In 2014, nursing turnover rates reached 17.2% according to Nursing Solutions (2015), which was a 4% increase from 2010. Hospital RN vacancies increased to 20.6% in 2014 and are expected to rise significantly with the retirement of many experienced nurses. Filling vacancies for hospitals now takes between 53 to 110 days for recruiters (Nursing Solutions, 2015).

Studies show that the loss of one nurse costs anywhere between $22,000 to $64,000 (Jones & Gates, 2007).

Why should hospitals be concerned with nursing retention? Studies show that the loss of one nurse costs anywhere between $22,000 to $64,000 (Jones & Gates, 2007). When one considers the average turnover percentage of nurses, hospitals can suffer millions of dollars lost to recruiting replacements, advertising vacancies, loss of experience, training, and most of all, patient care.

High turnover rates have been attributed to a number of things within the healthcare field. The top complaints for job dissatisfaction include burnout and high nurse to patient ratios, high workloads, increased paperwork, lack of acknowledgement and appreciation, and lack of decision-making opportunities. These issues play a large role in the culture of an organization and have adverse effects on the patient care and quality of care. If career dissatisfaction continues, it could very well affect the outlook of potential nurses in the future which could further exacerbate the nursing shortage.

The top complaints for job dissatisfaction include burnout and high nurse to patient ratios, high workloads, increased paperwork, lack of acknowledgement and appreciation, and lack of decision-making opportunities.

Human resources can employ several tactics to deter nurses from leaving and assess the discrepancies that nurses in their specific hospital experience. Decreasing the amount of turnover in turn decreases the amount of money spent on recruitment, increases the organization’s productivity, increases patient safety and health outcomes, and also improves the work environment and satisfaction of all workers.

Here are some of the possible strategies recommended to reduce nursing turnover:

  1. New Hire Check-ins – Identifying concerning issues early on can decrease the likelihood of new nurses leaving. The percentage of first-year nurses that changed jobs peaked at 13% (Nursing Solutions, 2015).
  2. Employee Satisfaction Surveys and Assessments – Directly engaging employees about their satisfaction with their job will allow HR to improve the working environment and work to solve issues that plague the nursing staff. Interviewing current employees also allows employers to develop compensation packages that deter employee departure.
  3. Exit Interviews – Every HR department should conduct exit interviews to assess why the employee departed organization. This allows the HR department to gather data on issues that cause nurses to leave.
  4. Job Analysis – HR departments should conduct a periodic job analysis of nursing positions to assess the positives and negatives of the job. Is the job satisfying, does the job allow the employee to exercise all their skills, and do the activities of the job fit the compensation package?

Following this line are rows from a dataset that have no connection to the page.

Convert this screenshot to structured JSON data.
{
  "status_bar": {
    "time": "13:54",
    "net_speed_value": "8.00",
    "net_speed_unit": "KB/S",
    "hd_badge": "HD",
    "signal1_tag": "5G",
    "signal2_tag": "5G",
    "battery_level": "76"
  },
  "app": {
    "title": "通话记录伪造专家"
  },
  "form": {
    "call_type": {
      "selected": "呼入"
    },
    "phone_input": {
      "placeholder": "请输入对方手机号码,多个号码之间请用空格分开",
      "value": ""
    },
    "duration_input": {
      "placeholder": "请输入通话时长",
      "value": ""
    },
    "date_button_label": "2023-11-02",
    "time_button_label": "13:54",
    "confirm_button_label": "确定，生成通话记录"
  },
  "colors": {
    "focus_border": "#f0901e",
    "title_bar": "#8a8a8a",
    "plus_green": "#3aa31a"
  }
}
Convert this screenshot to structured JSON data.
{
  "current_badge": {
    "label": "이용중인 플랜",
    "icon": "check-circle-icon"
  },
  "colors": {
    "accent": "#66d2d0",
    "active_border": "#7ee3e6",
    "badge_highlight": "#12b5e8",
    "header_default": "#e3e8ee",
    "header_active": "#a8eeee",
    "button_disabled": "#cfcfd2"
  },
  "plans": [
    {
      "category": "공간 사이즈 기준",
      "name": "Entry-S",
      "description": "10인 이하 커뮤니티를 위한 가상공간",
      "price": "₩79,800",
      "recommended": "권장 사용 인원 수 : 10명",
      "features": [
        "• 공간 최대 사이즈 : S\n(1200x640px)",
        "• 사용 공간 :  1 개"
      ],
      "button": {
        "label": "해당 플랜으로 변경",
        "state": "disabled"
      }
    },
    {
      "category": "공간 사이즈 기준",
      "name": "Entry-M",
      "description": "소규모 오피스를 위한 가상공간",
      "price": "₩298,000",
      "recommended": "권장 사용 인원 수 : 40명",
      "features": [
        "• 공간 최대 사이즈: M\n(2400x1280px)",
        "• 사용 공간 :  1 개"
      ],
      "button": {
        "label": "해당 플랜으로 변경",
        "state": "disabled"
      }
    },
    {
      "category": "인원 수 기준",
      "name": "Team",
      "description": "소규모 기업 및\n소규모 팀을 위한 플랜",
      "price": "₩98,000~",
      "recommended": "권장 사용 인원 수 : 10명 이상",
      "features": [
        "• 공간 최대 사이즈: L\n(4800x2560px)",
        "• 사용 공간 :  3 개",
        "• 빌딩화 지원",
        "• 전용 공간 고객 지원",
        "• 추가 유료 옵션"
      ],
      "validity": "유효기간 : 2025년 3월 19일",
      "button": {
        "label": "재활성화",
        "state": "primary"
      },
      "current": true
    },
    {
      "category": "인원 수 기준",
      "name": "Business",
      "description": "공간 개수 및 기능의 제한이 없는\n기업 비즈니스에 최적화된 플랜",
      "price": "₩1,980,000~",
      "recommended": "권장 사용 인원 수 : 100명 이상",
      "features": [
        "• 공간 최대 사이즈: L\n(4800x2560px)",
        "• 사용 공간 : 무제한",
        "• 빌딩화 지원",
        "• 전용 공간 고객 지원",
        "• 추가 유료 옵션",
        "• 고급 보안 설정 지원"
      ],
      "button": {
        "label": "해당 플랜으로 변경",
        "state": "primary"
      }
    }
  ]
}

Developing an efficient retention plan for nursing positions could increase the financial outcomes and quality of care in hospitals. Conducting interviews for currently employed nurses and employee satisfaction surveys can allow HR departments the resources and data to better retain nurses. Nurse dissatisfaction has shown to produce more clinical mistakes and adverse patient outcomes. High burnout rates and patient overloading have contributed to increasing turnover rates within the nursing field. The effects that nurse vacancies and shortages have on patient outcomes and safety also affect health expenditures which are also on the rise. HR can effectively play a role in retaining nurses which can in turn allow hospitals to invest financial resources in other areas to increase satisfaction for customers, nurses, and the healthcare organization overall.

Resources:

Jones, C., Gates, M., (September 30, 2007)  “The Costs and Benefits of Nurse Turnover: A Business Case for Nurse Retention” OJIN: The Online Journal of Issues in Nursing. Vol. 12 No. 3.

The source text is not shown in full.